Voice is the consistent identity — vocabulary, rhythm, worldview, humor type. Tone shifts with context (celebratory, serious, casual). You can write in someone's voice while varying tone. Get the voice right first.

## Voice Decomposition

When given examples of a creator's content, extract these dimensions:

**Vocabulary** — what words do they reach for? What would they never say? How formal or casual? Do they use slang, and which kind? Do they curse? Do they use filler words deliberately?

**Sentence rhythm** — short and punchy? Long and flowing? Fragments as emphasis? How do they use line breaks? Do they build momentum or stay staccato?

**Opening patterns** — how do they start? Direct statement? Question? Story drop? Address the audience? Jump straight into the point?

**Humor style** — dry/deadpan, self-deprecating, observational, absurdist, or none? How often does humor appear? Is it the main mode or occasional seasoning?

**CTA patterns** — how do they ask for engagement? "Follow for more" or subtle? Do they even do CTAs? How do they end posts?

**Emotional register** — enthusiastic, chill, intense, vulnerable, authoritative, conspiratorial? What's their default energy?

## Examples Over Descriptions

"I'm funny and relatable" tells you almost nothing. Five example captions tell you everything.

Always prefer analyzing actual content over self-descriptions. If you only have a self-description to work from, flag that the voice match will be approximate and ask for examples if possible.
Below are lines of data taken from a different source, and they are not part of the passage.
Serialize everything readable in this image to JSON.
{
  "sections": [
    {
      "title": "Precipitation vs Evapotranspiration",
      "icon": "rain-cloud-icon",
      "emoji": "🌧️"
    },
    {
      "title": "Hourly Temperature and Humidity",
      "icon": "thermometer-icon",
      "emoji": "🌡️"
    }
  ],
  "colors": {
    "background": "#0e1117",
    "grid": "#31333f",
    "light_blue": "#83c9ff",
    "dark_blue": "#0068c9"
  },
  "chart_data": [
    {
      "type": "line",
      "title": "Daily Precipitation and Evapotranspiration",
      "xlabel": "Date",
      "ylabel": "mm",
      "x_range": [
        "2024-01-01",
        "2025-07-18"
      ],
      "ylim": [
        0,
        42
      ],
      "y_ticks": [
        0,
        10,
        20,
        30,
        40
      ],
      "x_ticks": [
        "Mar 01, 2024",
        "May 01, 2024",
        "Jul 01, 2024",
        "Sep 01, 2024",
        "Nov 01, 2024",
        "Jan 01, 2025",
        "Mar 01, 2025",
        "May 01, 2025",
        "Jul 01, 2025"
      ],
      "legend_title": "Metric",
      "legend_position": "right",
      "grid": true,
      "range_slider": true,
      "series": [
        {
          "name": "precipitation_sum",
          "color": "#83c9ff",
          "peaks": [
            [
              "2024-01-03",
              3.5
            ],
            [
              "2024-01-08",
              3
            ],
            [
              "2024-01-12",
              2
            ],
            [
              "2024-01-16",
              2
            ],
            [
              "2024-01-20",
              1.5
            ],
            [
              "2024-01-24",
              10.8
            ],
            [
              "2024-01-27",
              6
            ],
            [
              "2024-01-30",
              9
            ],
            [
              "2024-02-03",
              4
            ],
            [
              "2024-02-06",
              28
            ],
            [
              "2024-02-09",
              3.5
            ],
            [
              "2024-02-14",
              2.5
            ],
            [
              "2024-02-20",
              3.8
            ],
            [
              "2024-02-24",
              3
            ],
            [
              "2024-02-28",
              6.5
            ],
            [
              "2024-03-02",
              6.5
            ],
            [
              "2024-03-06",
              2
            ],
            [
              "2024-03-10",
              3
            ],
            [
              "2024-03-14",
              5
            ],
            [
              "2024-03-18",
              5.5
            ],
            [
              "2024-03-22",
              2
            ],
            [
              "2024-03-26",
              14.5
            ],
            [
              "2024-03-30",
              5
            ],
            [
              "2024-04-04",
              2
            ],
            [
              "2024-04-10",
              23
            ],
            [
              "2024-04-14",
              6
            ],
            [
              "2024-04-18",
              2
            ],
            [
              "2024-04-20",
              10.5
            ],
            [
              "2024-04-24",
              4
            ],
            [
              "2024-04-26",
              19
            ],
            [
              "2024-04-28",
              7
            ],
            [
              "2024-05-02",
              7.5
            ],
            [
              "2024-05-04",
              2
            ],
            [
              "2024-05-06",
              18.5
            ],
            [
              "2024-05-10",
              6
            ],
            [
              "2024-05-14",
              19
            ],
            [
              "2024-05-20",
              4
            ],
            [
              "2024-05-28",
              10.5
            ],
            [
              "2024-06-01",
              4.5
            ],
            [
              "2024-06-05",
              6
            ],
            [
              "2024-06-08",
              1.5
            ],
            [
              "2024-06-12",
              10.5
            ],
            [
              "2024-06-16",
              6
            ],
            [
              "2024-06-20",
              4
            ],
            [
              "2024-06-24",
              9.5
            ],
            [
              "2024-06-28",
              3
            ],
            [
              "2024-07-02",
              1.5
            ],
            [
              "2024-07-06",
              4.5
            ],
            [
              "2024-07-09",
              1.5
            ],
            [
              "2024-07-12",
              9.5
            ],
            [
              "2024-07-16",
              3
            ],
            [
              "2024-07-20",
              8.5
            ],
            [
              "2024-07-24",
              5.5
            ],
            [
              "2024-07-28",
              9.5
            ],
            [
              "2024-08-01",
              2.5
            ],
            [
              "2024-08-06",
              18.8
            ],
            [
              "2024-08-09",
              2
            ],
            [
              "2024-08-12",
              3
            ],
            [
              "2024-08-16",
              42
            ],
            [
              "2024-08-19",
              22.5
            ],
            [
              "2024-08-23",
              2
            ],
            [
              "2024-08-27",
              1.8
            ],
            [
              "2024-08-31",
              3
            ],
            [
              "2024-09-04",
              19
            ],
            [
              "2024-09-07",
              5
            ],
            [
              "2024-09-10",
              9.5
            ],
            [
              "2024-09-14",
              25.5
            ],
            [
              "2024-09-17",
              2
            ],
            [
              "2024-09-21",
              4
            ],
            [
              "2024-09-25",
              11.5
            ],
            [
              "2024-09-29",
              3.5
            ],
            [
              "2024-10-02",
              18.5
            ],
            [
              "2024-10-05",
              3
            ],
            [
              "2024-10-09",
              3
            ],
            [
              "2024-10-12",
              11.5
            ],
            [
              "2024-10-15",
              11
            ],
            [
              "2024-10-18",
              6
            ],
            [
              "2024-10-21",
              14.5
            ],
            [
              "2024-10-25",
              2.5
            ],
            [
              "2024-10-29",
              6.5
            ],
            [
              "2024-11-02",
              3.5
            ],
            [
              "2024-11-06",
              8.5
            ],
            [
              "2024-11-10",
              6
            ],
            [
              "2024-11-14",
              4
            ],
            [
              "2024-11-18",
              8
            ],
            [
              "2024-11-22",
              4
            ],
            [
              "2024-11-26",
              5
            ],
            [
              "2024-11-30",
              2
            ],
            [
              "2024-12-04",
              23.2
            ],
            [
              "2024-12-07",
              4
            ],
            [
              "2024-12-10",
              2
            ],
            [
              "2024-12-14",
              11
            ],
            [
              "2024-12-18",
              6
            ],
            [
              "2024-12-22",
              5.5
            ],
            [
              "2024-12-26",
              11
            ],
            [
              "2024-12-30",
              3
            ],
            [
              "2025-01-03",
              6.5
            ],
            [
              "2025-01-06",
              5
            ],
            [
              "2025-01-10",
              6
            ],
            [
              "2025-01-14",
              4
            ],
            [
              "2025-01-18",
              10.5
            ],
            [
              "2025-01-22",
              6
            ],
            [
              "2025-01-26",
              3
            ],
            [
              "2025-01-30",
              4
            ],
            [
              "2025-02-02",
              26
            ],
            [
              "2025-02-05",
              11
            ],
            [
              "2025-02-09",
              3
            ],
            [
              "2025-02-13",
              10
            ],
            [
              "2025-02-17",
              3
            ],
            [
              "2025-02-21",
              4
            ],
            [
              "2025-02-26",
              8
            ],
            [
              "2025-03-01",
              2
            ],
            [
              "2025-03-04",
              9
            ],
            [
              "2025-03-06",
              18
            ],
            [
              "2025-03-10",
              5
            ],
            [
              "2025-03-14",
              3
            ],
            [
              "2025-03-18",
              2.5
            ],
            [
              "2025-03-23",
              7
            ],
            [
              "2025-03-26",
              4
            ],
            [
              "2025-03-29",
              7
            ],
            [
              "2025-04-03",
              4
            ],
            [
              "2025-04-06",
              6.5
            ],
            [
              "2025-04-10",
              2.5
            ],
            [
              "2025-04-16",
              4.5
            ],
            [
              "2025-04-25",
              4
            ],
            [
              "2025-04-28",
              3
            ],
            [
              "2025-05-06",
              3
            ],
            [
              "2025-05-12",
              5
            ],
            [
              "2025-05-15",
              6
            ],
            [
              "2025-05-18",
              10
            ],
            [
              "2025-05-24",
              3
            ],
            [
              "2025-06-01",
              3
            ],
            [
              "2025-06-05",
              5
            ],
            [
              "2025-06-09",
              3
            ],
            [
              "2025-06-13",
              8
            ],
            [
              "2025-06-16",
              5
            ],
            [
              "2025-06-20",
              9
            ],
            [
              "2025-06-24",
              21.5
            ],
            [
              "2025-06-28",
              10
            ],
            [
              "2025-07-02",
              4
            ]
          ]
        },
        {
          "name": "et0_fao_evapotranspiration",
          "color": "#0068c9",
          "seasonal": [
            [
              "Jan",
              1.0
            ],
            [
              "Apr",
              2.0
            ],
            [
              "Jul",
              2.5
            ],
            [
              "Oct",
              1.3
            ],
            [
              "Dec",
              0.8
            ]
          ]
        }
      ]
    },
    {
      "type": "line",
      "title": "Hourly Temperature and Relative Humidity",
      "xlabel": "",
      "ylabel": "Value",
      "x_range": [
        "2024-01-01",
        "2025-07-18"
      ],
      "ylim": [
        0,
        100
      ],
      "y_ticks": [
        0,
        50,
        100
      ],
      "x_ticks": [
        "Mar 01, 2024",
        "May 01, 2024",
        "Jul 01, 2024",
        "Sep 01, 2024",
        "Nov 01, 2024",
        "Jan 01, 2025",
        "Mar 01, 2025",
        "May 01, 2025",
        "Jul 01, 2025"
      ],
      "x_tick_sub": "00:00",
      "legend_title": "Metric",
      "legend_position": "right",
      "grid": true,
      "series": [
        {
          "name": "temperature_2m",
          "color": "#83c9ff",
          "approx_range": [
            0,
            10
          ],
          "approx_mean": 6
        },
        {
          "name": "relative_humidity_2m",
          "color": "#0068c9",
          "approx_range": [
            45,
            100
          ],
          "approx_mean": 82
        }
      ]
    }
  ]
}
When analyzing examples, quote specific phrases that capture the voice. "Notice how they always start with a one-word fragment" is more useful than "they have a punchy style."

## Authenticity Markers

The small patterns that make content feel like a specific person, not just a generic voice:

- Characteristic phrases they return to
- Specific emoji they always use (or never use)
- How they address their audience (name for the community? "you guys"? never address directly?)
- Topics they always come back to, even tangentially
- Structural tics — always end with a question? Always use numbered lists? Always include a callback?

These markers are what separate "sounds like a person" from "sounds like THAT person."

## Anti-patterns

**Generic influencer voice** — "Hey guys! So excited to share..." This is nobody's real voice. It's a template. If the content you're generating could be attributed to any creator, the voice matching has failed.

**Corporate casual** — reads like it was approved by a marketing team. Technically warm but substantively empty. "We're thrilled to announce..." energy.

**Over-optimization** — stripping personality to maximize engagement metrics. The quirks and rough edges ARE the voice. Smoothing them out makes content forgettable.

**Voice drift** — starting in the creator's voice but gradually reverting to default AI writing patterns. The longer the piece, the more this happens. Re-anchor to the original examples regularly. If you notice yourself drifting, stop and re-read the examples before continuing.